Это то самое в христианстве, что еще во II в. языческий собеседник Минуция Феликса определил как самое абсурдное: «Двукратная нелепость и сугубое безумие — возвещать гибель небу и звездам, которые мы оставляем такими же, какими застали, а себе, умершим, сгинувшим, которые как родимся, так и погибаем, обещать вечную жизнь!» (Минуций Феликс. Октавий. 11). Столетием позже величайший греческий языческий философ Плотин бросал христианам тот же упрек: «Вот что абсурдно: эти люди, имеющие тела, какие обычно есть у людей, с душой, наполненной желаниями, скорбями, гневом, претендуют на контакт с умопостигаемым; но если речь идет о солнце, то они отрицают, что это светило обладает силой гораздо более свободной от страсти, чем наша. Они думают, что даже самые злые люди имеют бессмертную и божественную душу, а целое небо, с его звездами, бессмертной душой не обладает!» (Плотин. Эннеады. 2, 9, 5, 1–10).

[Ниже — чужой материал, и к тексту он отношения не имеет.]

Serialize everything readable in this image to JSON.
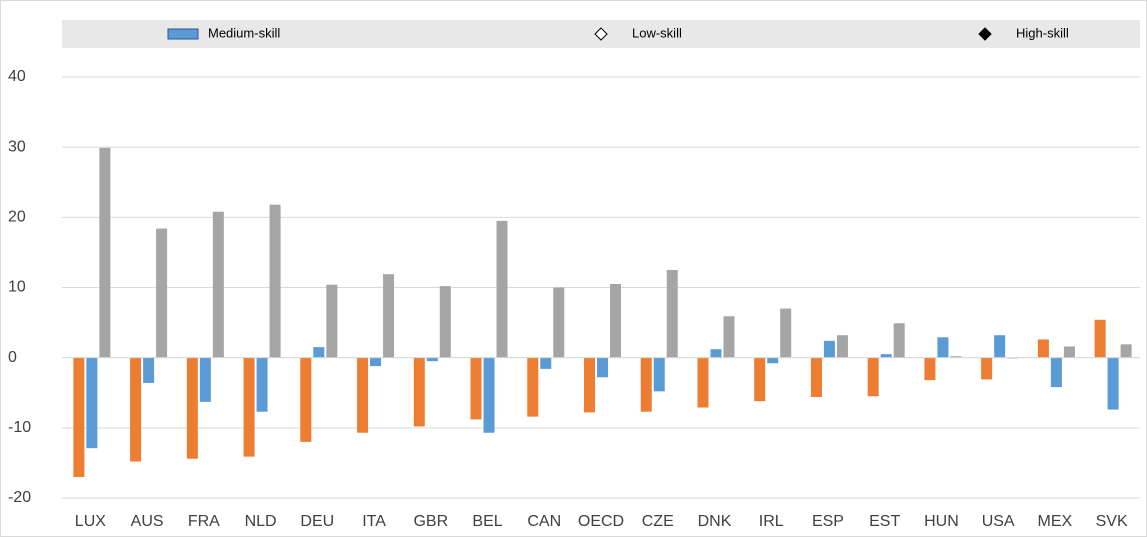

Но христиане с древности и по сю пору убеждены в том, что люди, все мы, каждый из нас — бессмертнее мира, старше мира. Старше не потому, что созданы раньше вселенной, а потому, что люди избраны Богом и замыслены Им как носящие право первородства во вселенной: «До сотворения космоса были мы рожденные в Самом Боге по причине того, что нам предстояло возникнуть» (Климент Александрийский. Увещание к язычникам. 1, 6, 4).
И потому в XVII в. Паскаль мог воскликнуть: «Человек — всего лишь тростинка, самая слабая в природе, но это тростинка мыслящая. Не нужно ополчаться против него всей вселенной, чтобы ее раздавить; облачка пара, капельки воды достаточно, чтобы его убить. Но пусть вселенная и раздавит его, человек все равно будет выше своего убийцы, ибо он знает, что умирает, и знает превосходство вселенной над ним. Вселенная ничего этого не знает» (Паскаль Б. Мысли. 200 [347]).
А в ХХ в. Николай Бердяев в полемике с марксистами заметил, что лишь с точки зрения марксистов человек есть часть общества[33]. Для христианина же общество есть частица человека, ибо в человеке и в самом деле многое определяется его социальным происхождением, статусом, социальным опытом. Но человек не сводится ко всем влияниям на него — ни из прошлого, ни из окружения.
Та же интуиция сказалась и в полемике Вяч. Иванова с М. Гершензоном о соотношении веры и культуры. «Мне же думается, что сознание может быть лишь частию имманентным культуре, частию же трансцендентным. Человек, верующий в Бога, ни за что не согласится признать свое верование частью культуры; человек же, закрепощенный культуре, неизбежно сочтет последнее за культурный феномен»[34].
Даже Герцен понимал, сколь обязана его либеральная философия христианству: «Лицо человека, потерянное в гражданских отношениях древнего мира, выросло до какой-то недосягаемой высоты, искупленное Словом Божиим. Личность христианина стала выше сборной личности города; ей открылось все бесконечное достоинство ее — Евангелие торжественно огласило права человека, и люди впервые услышали, что они такое. Как было не перемениться всему!»[35]
Увы, и этот христианский дар, который можно резюмировать пушкинским выражением — «самостоянье человека», — снова отвергается неоязычниками. Для Блаватской «человек есть микрокосм макрокосма»[36] (то есть маленький мир в большом мире). И Рерихам нечего сказать о человеке, кроме того, что «человек, будучи микрокосмом макрокосма, является конгломератом самых различных вибраций (ритмов)»[37].
Люди конца второго христианского тысячелетия устали пребывать в той свободе от космических стихий, которую возвестил им Христос. Они снова захотели раствориться в космическом безличностном бульоне.
СЛЕЗНЫЙ ДАР
Мир, который люди открыли внутри себя, оказался богаче, чем тот мир, который облекает нас снаружи. То, что происходит в человеческом сердце, христианство сочло более значимым, чем то, что совершается вокруг: Какая польза человеку, если он приобретет весь мир, а душе своей повредит? (Мф. 16, 26).
Эту же несоразмерность внутреннего измерения человека с измерениями внешнего мира прекрасно выразил Пастернак: «Не потрясенья и перевороты для новой жизни открывают путь, а откровенья, бури и щедроты души воспламененной чьей-нибудь» («После грозы»). Ощущение того, что «два мира есть у человека: один — который нас творил; другой — который мы от века творим по мере наших сил» (Баратынский), станет настолько своим для европейской культуры, что даже Заболоцкий (насколько я понимаю, это был человек, далекий от церковности) свидетельствует о той же самой иерархии ценностей: «Душа в невидимом блуждала, своими сказками полна. Незрячим взором провожала природу внешнюю она».